! Arde Puerto Tejada! Entre el asesinato, el coronavirus y la pobreza

Dagoberto Domínguez Caicedo es el alcalde de uno de los municipios más determinantes de la industria de la caña de azúcar en Colombia; digo determinante, porque gran parte de los corteros de caña, capataces, jefes de cuadrilla y empleados de menor rango, trabajan en estos ingenios Cauca y Cabaña.

Los cuales fueron incorporados a estas industrias azucareras a medida que iba desapareciendo la finca tradicional; la del plátano, maíz, sorgo, soya, café y cacao.

Dagoberto llegó con una novedosa fórmula, propuesta por los ingenios, al considerar estos que Puerto Tejada necesitaba antes que un alcalde “politiquero”, un estadista o empresario (sobre todo propuesto por “Asocaña”), tal propuesta en cabeza de Dagoberto caló, en las gentes de Puerto Tejada, entre otras, por la particularísima condición de Dagoberto, quien es un hombre de vida intachable, buen trabajador y ex empleado del Ingenio del Cauca por más de veinte años.

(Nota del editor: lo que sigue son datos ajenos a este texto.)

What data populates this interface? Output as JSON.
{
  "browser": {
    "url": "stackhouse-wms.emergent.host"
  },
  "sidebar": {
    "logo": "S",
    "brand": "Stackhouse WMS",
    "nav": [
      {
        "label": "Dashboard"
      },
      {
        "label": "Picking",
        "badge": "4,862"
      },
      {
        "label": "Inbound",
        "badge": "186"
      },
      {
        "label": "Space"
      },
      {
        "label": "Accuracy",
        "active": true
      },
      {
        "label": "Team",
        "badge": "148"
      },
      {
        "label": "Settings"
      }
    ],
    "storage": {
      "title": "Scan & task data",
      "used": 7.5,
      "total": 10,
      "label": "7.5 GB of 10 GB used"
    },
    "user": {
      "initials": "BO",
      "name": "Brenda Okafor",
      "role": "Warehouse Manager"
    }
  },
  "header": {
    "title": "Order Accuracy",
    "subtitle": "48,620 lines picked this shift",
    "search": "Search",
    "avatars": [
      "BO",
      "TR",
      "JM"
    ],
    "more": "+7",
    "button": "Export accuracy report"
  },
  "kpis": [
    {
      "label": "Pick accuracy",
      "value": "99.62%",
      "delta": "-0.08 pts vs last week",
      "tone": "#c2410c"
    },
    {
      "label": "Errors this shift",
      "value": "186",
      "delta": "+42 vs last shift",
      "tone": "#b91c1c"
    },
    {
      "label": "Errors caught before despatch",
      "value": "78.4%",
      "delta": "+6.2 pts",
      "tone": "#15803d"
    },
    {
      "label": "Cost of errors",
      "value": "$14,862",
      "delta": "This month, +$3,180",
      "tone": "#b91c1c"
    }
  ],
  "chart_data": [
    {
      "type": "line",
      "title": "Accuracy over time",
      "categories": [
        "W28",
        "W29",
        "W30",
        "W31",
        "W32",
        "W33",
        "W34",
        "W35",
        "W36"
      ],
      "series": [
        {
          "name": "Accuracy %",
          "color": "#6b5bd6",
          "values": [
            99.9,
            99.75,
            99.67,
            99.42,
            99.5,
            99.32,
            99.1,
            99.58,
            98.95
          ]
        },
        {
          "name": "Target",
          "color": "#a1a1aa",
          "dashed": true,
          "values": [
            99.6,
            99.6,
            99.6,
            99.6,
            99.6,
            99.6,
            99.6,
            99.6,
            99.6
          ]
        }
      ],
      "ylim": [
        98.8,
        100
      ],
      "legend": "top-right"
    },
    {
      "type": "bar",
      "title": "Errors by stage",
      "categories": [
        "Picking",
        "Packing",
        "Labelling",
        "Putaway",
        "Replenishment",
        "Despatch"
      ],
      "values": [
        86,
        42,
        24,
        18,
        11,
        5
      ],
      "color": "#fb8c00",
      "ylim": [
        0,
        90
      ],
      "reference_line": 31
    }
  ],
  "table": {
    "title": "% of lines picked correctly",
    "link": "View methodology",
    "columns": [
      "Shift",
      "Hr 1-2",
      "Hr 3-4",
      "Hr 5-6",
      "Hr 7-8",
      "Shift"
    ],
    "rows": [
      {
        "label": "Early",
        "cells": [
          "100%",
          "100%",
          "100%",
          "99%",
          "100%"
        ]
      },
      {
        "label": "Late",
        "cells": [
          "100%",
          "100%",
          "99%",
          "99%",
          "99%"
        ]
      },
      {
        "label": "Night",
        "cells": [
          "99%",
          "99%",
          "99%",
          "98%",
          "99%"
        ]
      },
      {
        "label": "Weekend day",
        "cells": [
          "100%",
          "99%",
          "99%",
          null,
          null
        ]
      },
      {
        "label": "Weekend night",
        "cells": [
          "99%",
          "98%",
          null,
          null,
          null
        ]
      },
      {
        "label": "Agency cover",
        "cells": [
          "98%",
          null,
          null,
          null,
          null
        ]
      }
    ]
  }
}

Pero ahora, a Dagoberto le toca bailar con la más “fea”, la administración pública y sus problemas; no como empresario, eslogan de su campaña, sino como político, el asumió las contingencias haciéndose elegir alcalde, tales como: Uno.- La epidemia del Covi-19, que lleva ya dos muertos en Puerto Tejada y, que no tiene, hasta ahora, lucha preventiva racional y coherente, sino reacciones pulsionales del alcalde, sin convocar a todas las fuerzas vivas de Puerto tejada, que tienen que estar en la prevención y solución del problema.

Dos.-El destajo de raíz de una policía desbordada, que prevalida de su condición, se cree con derecho a matar jóvenes, a los cuales de una manera extraña, pero supremamente violenta, “califica de desechables”(como molerle a palos la cabeza a Anderson) y, objetivos militares repito a jóvenes pobres de Puerto Tejada “supuestamente malevos”.

Ahí Dagoberto tiene que demostrar que es el jefe de la policía de Puerto  Tejada, como en efecto lo es y, Tres.-empezar a gobernar utilizando varios millones de pesos que quedaron en la administración Tobías Balanta, no solo en efectivo, sino en obras que él tiene que continuar y culminar.

Convoque Dagoberto; como se lo propuse a Tobías  en su momento, a todas las fuerzas vivas de Puerto Tejada, quizás por determinadas circunstancias no floreció mi pedimento.

Le insisto, ahora a usted, sobre consenso, para esto del Coronavirus, he conversado con ex alcaldes como Clara Inés Fory, Linder Brando Chara y están dispuestos a jalarle a la reunión; ahora, en estos momentos, sirven las opiniones de los que compitieron con usted por la alcaldía, llame líderes significativos como Gladys Paz, Andrés González, por decir algunos, o los que usted considere y, además a todos los que tengan alguna relación de conducción y opinión en el pueblo, repito van dos muertos y, si esto no se coordina, apague y vámonos.

La juventud de Puerto Tejada ya empezó a pronunciarse, ha falta que hacía, esa manifestación de jóvenes , la cual a pesar de su justo y trágico reclamo, era necesaria no solo, para reclamar por los excesos y, asesinatos de la policía, sino para recordarle y reclamarle a un gobierno central indolente.

Que nos ha mandado como solución para a toda esta problemática social que padecemos de tiempo atrás de desempleo y muerte en el Norte del Cauca: leyes perniciosas, que facilitaron empresas de fachada, simples cascarones vacíos, para cumplir un pernicioso y criminal fin; capar impuestos y obtener subsidios del estado, que van a parar a bolsillos de los plutócratas de Colombia.

Tales manifestaciones de una juventud mayoritariamente desempleada, sirven para que Colombia, conozca, no solo el racismo y, otras vagabunderías que aun subsisten en este país, sino “pomposas leyes” como la susodicha Ley Pez, que en el caso de Puerto Tejada, no sirvieron para mayor cosa, ni siquiera para paliar, en parte la pobreza en que sumió la Industria azucarera a los negros del Norte del Cauca, al acabar por diferentes métodos, incluido el engaño, la finca tradicional sustento boyante de los Afros de otrora, de estas productivas tierras.